I am getting a mid 90s Yamaha Timberwolf in a few days. I have a few questions:

1) Where can I buy an ORV sticker? I don't want to buy online. Can I go anywhere that sells hunting and fishing licenses?

2) What do I need to get the ORV sticker? Do I need to know the year or have the serial numbers? Can I just go in and get it?

Thanks,

Boddah


----------



## Cpt.Chaos

You can go anywhere that sells hunting and fishing license's to purchase an ORV sticker. You need nothing other than the money to pay for the sticker.


----------



## thornapple

boddah4 said:


> I am getting a mid 90s Yamaha Timberwolf in a few days. I have a few questions:
> 
> 1) Where can I buy an ORV sticker? I don't want to buy online. Can I go anywhere that sells hunting and fishing licenses?
> 
> 2) What do I need to get the ORV sticker? Do I need to know the year or have the serial numbers? Can I just go in and get it?
> 
> Thanks,
> 
> Boddah


 You can buy one at any license retailer. You only need $16.25 and stick it on the rear of your quad and your good to go. No need for any serial #s.


----------



## wally-eye

Heck you don't even need a quad to buy one. You can even purchase one for a friend and give it to him if he can't get out to get one.........


----------



## bigcountrysg

Personally I would buy the actual orv sticker. The one that gets printed off sucks. You have to becareful when you wash your atv. As it may come off easily. The actual orv sticker stays on much better then the printed one from the license retailer. 

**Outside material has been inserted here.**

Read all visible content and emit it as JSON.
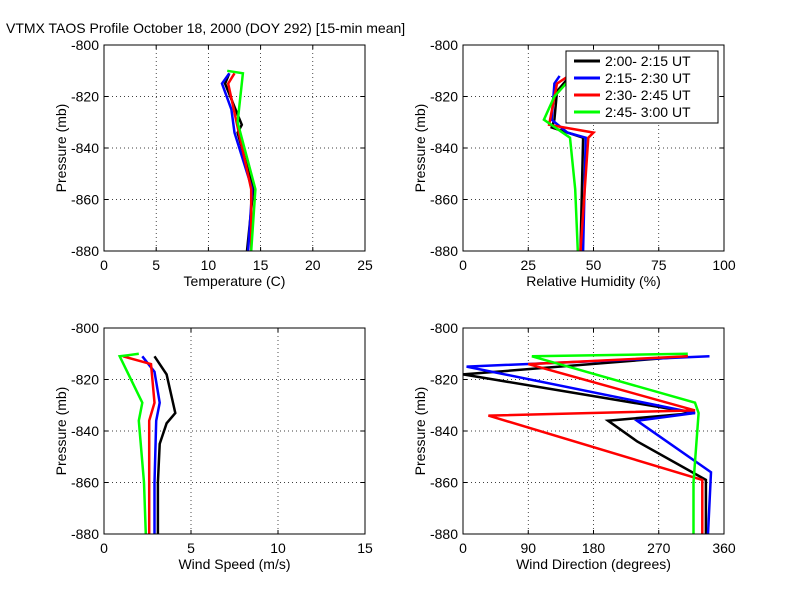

But if you need one right away that is the one to get. Because it is hard to find retailers that sell the actual sticker.


----------



## SoggyPaws

The sticker sticks fine, it's the printing that isn't the greatest. But it's no big deal. I wouldn't bother with waiting for one in the mail.


----------



## boddah4

Thanks for the replies...I thought that I could just get one at any place that sells licenses.


----------